Regime military entered the town from the east side. I tried to escape, but i couldn’t. I witnessed an entire family getting killed in front of me by an air strike. So I had to go back with my family to the basement.

Now, I’m outside of the basement, trying to send this message, our voices.

Most of the people have left the town, about 5000 people still stuck, dozens of families tried to flee under the heavy shelling, with the advancing of the regime military, we don’t know what happened to them.

Dozens of people were injured duo to the heavy shelling, no one was able to reach them, the reconnaissance plane is in the sky and warplanes are targeting anything that moves.

While regime forces advancing between residential neighbourhoods.

Please help us. Send my message to anyone. We know that we have only God.

This may be the last message by me and our people in Hamouriyah.

From journalist Hadi al-Abdallah:

From the BBC’s Riam Dalati:


UN: Systematic Rape of Women and Girls in 20 Regime Detention Facilities

UN war crimes investigators say they have documented rape of women and girls in 20 detention facilities of the Assad regime.

The incidents include gang rape by multiple officers. Investigators say, “Often the perpetrator of rape has been a low-ranking officer”, but “numerous cases of rapes by high level officers have also been documented”.

Men have also been raped in 15 facilities, with sexual torture and humiliation of boys as young as 11, including night-time assaults by guards using sticks and electricity. Detainees spoke of a “slaughterhouse”, with genital mutilation.

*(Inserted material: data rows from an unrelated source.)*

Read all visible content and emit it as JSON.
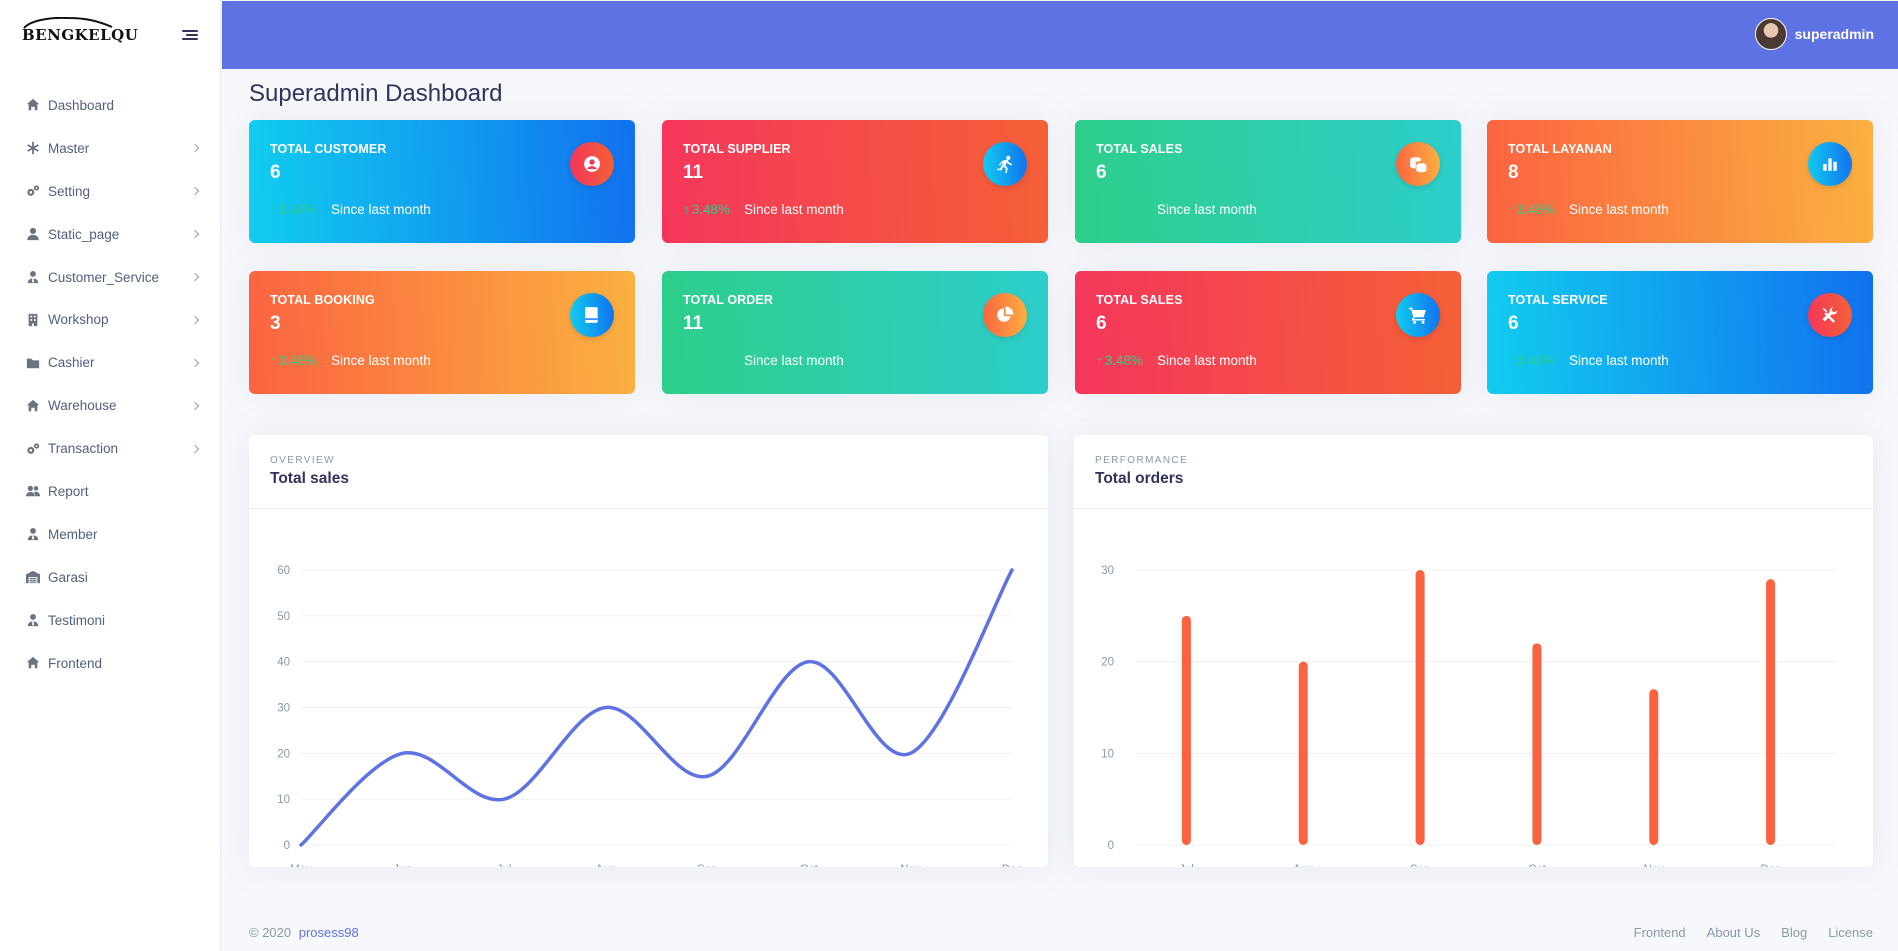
{
  "brand": {
    "name": "BENGKELQU"
  },
  "user": {
    "name": "superadmin"
  },
  "page_title": "Superadmin Dashboard",
  "sidebar": {
    "items": [
      {
        "label": "Dashboard",
        "icon": "home-icon",
        "chevron": false
      },
      {
        "label": "Master",
        "icon": "asterisk-icon",
        "chevron": true
      },
      {
        "label": "Setting",
        "icon": "gears-icon",
        "chevron": true
      },
      {
        "label": "Static_page",
        "icon": "user-icon",
        "chevron": true
      },
      {
        "label": "Customer_Service",
        "icon": "user-tie-icon",
        "chevron": true
      },
      {
        "label": "Workshop",
        "icon": "building-icon",
        "chevron": true
      },
      {
        "label": "Cashier",
        "icon": "folder-icon",
        "chevron": true
      },
      {
        "label": "Warehouse",
        "icon": "home-icon",
        "chevron": true
      },
      {
        "label": "Transaction",
        "icon": "gears-icon",
        "chevron": true
      },
      {
        "label": "Report",
        "icon": "users-icon",
        "chevron": false
      },
      {
        "label": "Member",
        "icon": "user-tie-icon",
        "chevron": false
      },
      {
        "label": "Garasi",
        "icon": "warehouse-icon",
        "chevron": false
      },
      {
        "label": "Testimoni",
        "icon": "user-tie-icon",
        "chevron": false
      },
      {
        "label": "Frontend",
        "icon": "home-icon",
        "chevron": false
      }
    ]
  },
  "stats": [
    {
      "title": "Total Customer",
      "value": "6",
      "pct": "3.48%",
      "since": "Since last month",
      "icon": "user-circle-icon",
      "gradient": "info",
      "icon_bg": "danger"
    },
    {
      "title": "Total Supplier",
      "value": "11",
      "pct": "3.48%",
      "since": "Since last month",
      "icon": "running-icon",
      "gradient": "danger",
      "icon_bg": "info"
    },
    {
      "title": "Total Sales",
      "value": "6",
      "pct": "",
      "since": "Since last month",
      "icon": "coins-icon",
      "gradient": "success",
      "icon_bg": "warning"
    },
    {
      "title": "Total Layanan",
      "value": "8",
      "pct": "3.48%",
      "since": "Since last month",
      "icon": "bar-chart-icon",
      "gradient": "warning",
      "icon_bg": "info"
    },
    {
      "title": "Total Booking",
      "value": "3",
      "pct": "3.48%",
      "since": "Since last month",
      "icon": "book-icon",
      "gradient": "warning",
      "icon_bg": "info"
    },
    {
      "title": "Total Order",
      "value": "11",
      "pct": "",
      "since": "Since last month",
      "icon": "pie-chart-icon",
      "gradient": "success",
      "icon_bg": "warning"
    },
    {
      "title": "Total Sales",
      "value": "6",
      "pct": "3.48%",
      "since": "Since last month",
      "icon": "cart-icon",
      "gradient": "danger",
      "icon_bg": "info"
    },
    {
      "title": "Total Service",
      "value": "6",
      "pct": "3.48%",
      "since": "Since last month",
      "icon": "tools-icon",
      "gradient": "info",
      "icon_bg": "danger"
    }
  ],
  "sales_panel": {
    "overline": "Overview",
    "title": "Total sales"
  },
  "orders_panel": {
    "overline": "Performance",
    "title": "Total orders"
  },
  "colors": {
    "primary": "#5e72e4",
    "bar": "#fb6340",
    "pct_green": "#2dce89"
  },
  "chart_data": [
    {
      "type": "line",
      "title": "Total sales",
      "categories": [
        "May",
        "Jun",
        "Jul",
        "Aug",
        "Sep",
        "Oct",
        "Nov",
        "Dec"
      ],
      "values": [
        0,
        20,
        10,
        30,
        15,
        40,
        20,
        60
      ],
      "ylim": [
        0,
        60
      ],
      "yticks": [
        0,
        10,
        20,
        30,
        40,
        50,
        60
      ],
      "grid": true,
      "color": "#5e72e4"
    },
    {
      "type": "bar",
      "title": "Total orders",
      "categories": [
        "Jul",
        "Aug",
        "Sep",
        "Oct",
        "Nov",
        "Dec"
      ],
      "values": [
        25,
        20,
        30,
        22,
        17,
        29
      ],
      "ylim": [
        0,
        30
      ],
      "yticks": [
        0,
        10,
        20,
        30
      ],
      "grid": true,
      "color": "#fb6340"
    }
  ],
  "footer": {
    "copyright": "© 2020",
    "author": "prosess98",
    "links": [
      "Frontend",
      "About Us",
      "Blog",
      "License"
    ]
  }
}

The report sumamrizes that “sexual violence against females and males is used to force confessions, to extract information, as punishment, as well as to terrorise opposition communities”, in “a widespread and systematic attack directed against a civilian population, and amount[ing] to crimes against humanity”.

The UN team also found some rapes by rebel groups, though to a far less extent than the offenses of the regime. The jihadist bloc Hay’at Tahrir al-Sham caused “severe psychological and physical harm” to women &andgirls through religious dress codes and denial of freedom of movement without male relatives.


UN: Water to Afrin Cut by Turkish-Rebel Offensive

Water to Afrin city, the center of a Kurdish canton in northwest Syria, has been cut for a week by a Turkish-rebel offensive, the UN says.

Officials said Turkish-rebel forces have seized the main dam and water plant in the canton, much of which they have taken in a seven-week offensive.

“Water has been fully cut off because of the Turkish army’s control over it,” confirmed Birusk Hasaka, spokesman for the Kurdish YPG militia. “Civilians are depending on wells to get water, and they are not enough and not good for drinking unfortunately.”

Having secured all of northwest Syria on the border and captured other canton towns such as Rajo and Jinderes, Turkish troops and their Free Syrian allies now surround Afrin city.

The UN Office for humanitarian affairs says thousands of people are fleeing towards regime-held territory.